Rock hep aynı, sıkıntı kitlede...
-90’ların ikinci yarısında başlayan genç rock hareketi 10 yıl gibi bir sürede inişe geçti. Hâlâ önemli albümler kaydediliyor belki ama sanki eski dinamik ve etkili temposunu yitirdi. Pop müzik zaten hep aynı... Ne oldu rock müziğe, neden bir zamanların yükselen yıldızı ivmesini kaybetti?

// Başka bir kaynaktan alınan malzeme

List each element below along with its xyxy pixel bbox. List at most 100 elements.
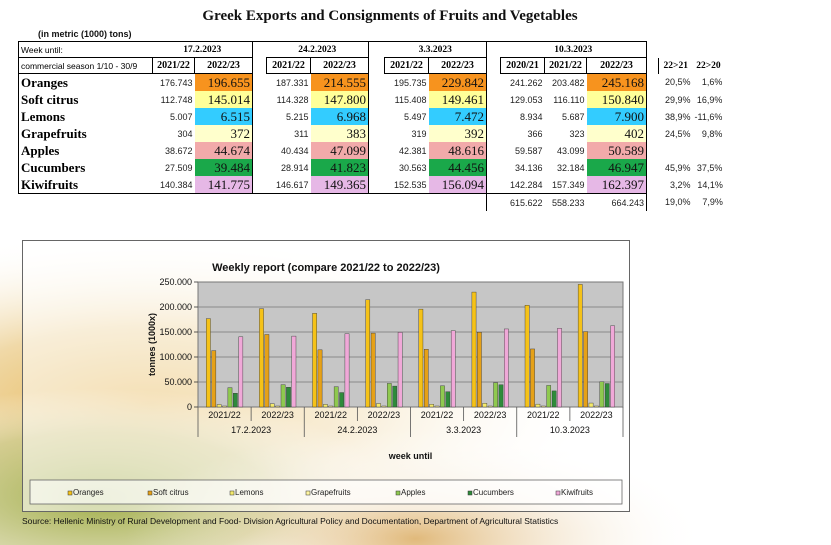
total-cell: 664.243 [586,193,647,211]
chart-title: Weekly report (compare 2021/22 to 2022/2… [212,262,440,274]
bar-cucumbers [551,390,557,408]
table-cell [252,142,267,159]
value-cell: 176.743 [159,77,193,88]
legend-label: Kiwifruits [561,488,593,497]
x-tick-label: 2021/22 [421,410,454,420]
season-header: 2021/22 [152,57,195,74]
value-cell: 114.328 [276,94,309,105]
table-cell [311,194,369,212]
week-label: Week until: [18,41,153,58]
table-cell [267,194,311,212]
value-cell: 129.053 [509,94,543,105]
data-table: Week until: 17.2.2023 24.2.2023 3.3.2023 10.… [18,41,725,211]
bar-lemons [482,403,488,408]
bar-grapefruits [487,405,493,408]
y-tick-label: 250.000 [159,277,192,287]
table-row: 615.622 558.233 664.243 19,0% 7,9% [19,193,725,212]
season-header: 2021/22 [544,57,587,74]
chart-svg: Weekly report (compare 2021/22 to 2022/2… [22,240,630,512]
bar-cucumbers [286,387,291,408]
value-cell: 59.587 [514,145,543,156]
pct-cell: -11,6% [694,111,723,122]
value-cell-highlight: 39.484 [194,159,253,176]
bar-oranges [418,308,424,408]
week-header: 24.2.2023 [266,41,369,58]
table-cell [429,194,487,212]
pct-cell: 9,8% [701,128,723,139]
value-cell: 34.136 [514,162,543,173]
value-cell-highlight: 229.842 [428,73,487,91]
total-cell: 558.233 [551,197,585,208]
value-cell-highlight: 141.775 [194,176,253,194]
season-label: commercial season 1/10 - 30/9 [18,57,153,74]
value-cell: 116.110 [553,94,585,105]
bar-cucumbers [392,385,398,408]
table-cell [486,57,501,74]
value-cell-highlight: 46.947 [586,159,647,176]
legend-label: Lemons [235,488,263,497]
bar-apples [280,384,286,408]
bar-grapefruits [434,405,440,408]
table-cell [252,125,267,142]
week-header: 3.3.2023 [384,41,487,58]
table-cell [368,125,385,142]
value-cell-highlight: 48.616 [428,142,487,159]
bar-kiwifruits [450,330,456,408]
bar-lemons [429,404,434,408]
x-group-label: 3.3.2023 [446,425,481,435]
value-cell: 319 [411,128,427,139]
pct-header: 22>21 [658,57,693,74]
value-cell: 187.331 [275,77,309,88]
bar-apples [387,383,392,408]
value-cell: 27.509 [164,162,193,173]
legend-label: Soft citrus [153,488,189,497]
season-header: 2021/22 [384,57,429,74]
total-cell: 615.622 [509,197,543,208]
bar-oranges [471,291,477,408]
pct-cell [659,142,693,159]
bar-soft-citrus [423,349,429,408]
bar-soft-citrus [530,348,535,408]
value-cell-highlight: 44.456 [428,159,487,176]
value-cell: 40.434 [280,145,309,156]
bar-oranges [365,299,371,408]
legend-label: Cucumbers [473,488,514,497]
table-cell [385,194,429,212]
table-cell [368,41,385,58]
value-cell-highlight: 6.968 [310,108,369,125]
value-cell: 5.497 [403,111,427,122]
value-cell: 152.535 [384,176,429,194]
product-name: Oranges [18,73,153,91]
bar-oranges [312,313,317,408]
table-row: Lemons 5.007 6.515 5.215 6.968 5.497 7.472 8.93… [18,108,725,125]
unit-note: (in metric (1000) tons) [38,29,132,39]
table-cell [486,73,501,91]
bar-grapefruits [222,405,227,408]
x-tick-label: 2022/23 [474,410,507,420]
y-tick-label: 100.000 [159,352,192,362]
legend-swatch [229,490,235,496]
table-cell [253,194,267,212]
bar-oranges [206,318,211,408]
table-cell [647,194,659,212]
bar-kiwifruits [504,328,509,408]
table-cell [195,194,253,212]
value-cell: 203.482 [551,77,585,88]
value-cell-highlight: 162.397 [586,176,647,194]
pct-cell: 16,9% [696,94,723,105]
table-cell [368,159,385,176]
table-cell [486,142,501,159]
table-row: Kiwifruits 140.384 141.775 146.617 149.365 15… [18,176,725,194]
value-cell: 241.262 [509,77,543,88]
table-row: Soft citrus 112.748 145.014 114.328 147.800 1… [18,91,725,108]
bar-oranges [259,308,264,408]
table-cell [368,73,385,91]
x-axis-label: week until [388,451,433,461]
pct-cell: 45,9% [664,162,691,173]
pct-cell: 20,5% [664,77,691,88]
legend-swatch [147,490,153,496]
table-cell [368,57,385,74]
pct-cell [693,142,725,159]
season-header: 2021/22 [266,57,311,74]
bar-kiwifruits [238,336,244,408]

Evet genç rock hereketi. İyiydi. Rock hep aynı bence ama kitlede bir sıkıntı var sanki. Değer kayması belki de. Kolayca ulaşılan albümler, müzik videoları, canlı performans kayıtlar.. Her şeyin bir küçük cep telefonuna sığması. Dünyaya açılan kapı evet güzel. Her şeye anında ulaşım. Hızla tüketim. Bir Pink Floyd şarkısını düzgün çalabilmek adına nota peşinde, vapura binip “Yüksek Kaldırım”a gidip Efdal Dodur’un arşivinden fotokopileri satın alıp, eve gelip, çalmaya çalışmak vardı. Jethro Tull konserine giremeyip, Açık Hava Tiyatrosu’nun duvarlarına tüneyip bir şeyler duymaya çalışmak vardı. Hafta sonu için para biriktirip, “Kemancı”da tabanca gibi çalan “Deep” grubunu dinlemek vardı. Bulutsuzluk Özlemi’nin ilk albümünü kopya kasetten değil de destek olsun için gidip alarak dinlemek vardı. Elbette zaman herkes için değişti ama nelerin yitip gittiğini anlamak için bakış açımıza bir ayar gerekli. Rock ivme kaybetmez, zamana direnir bence. Bu karmaşada iyi olanı kaçıranlar sonra yetişir kalıcı olana. Hızlı tüketim alışkanlığı, kolay erişilirlik, süreci ortadan kaldırdığı için değer kaybına uğramakta her şey. Tam da sistemin istediği. Ve evet tam da rockın karşı durduğu.
-Bugünlerde dinlerken sizi heyecanlandıran ne var örneğin?
Yerli müzisyenlerden Mehmet Güreli, Jehan Barbur, yabancılardan Melody Gardot şu sıralar dinlediklerim arasında.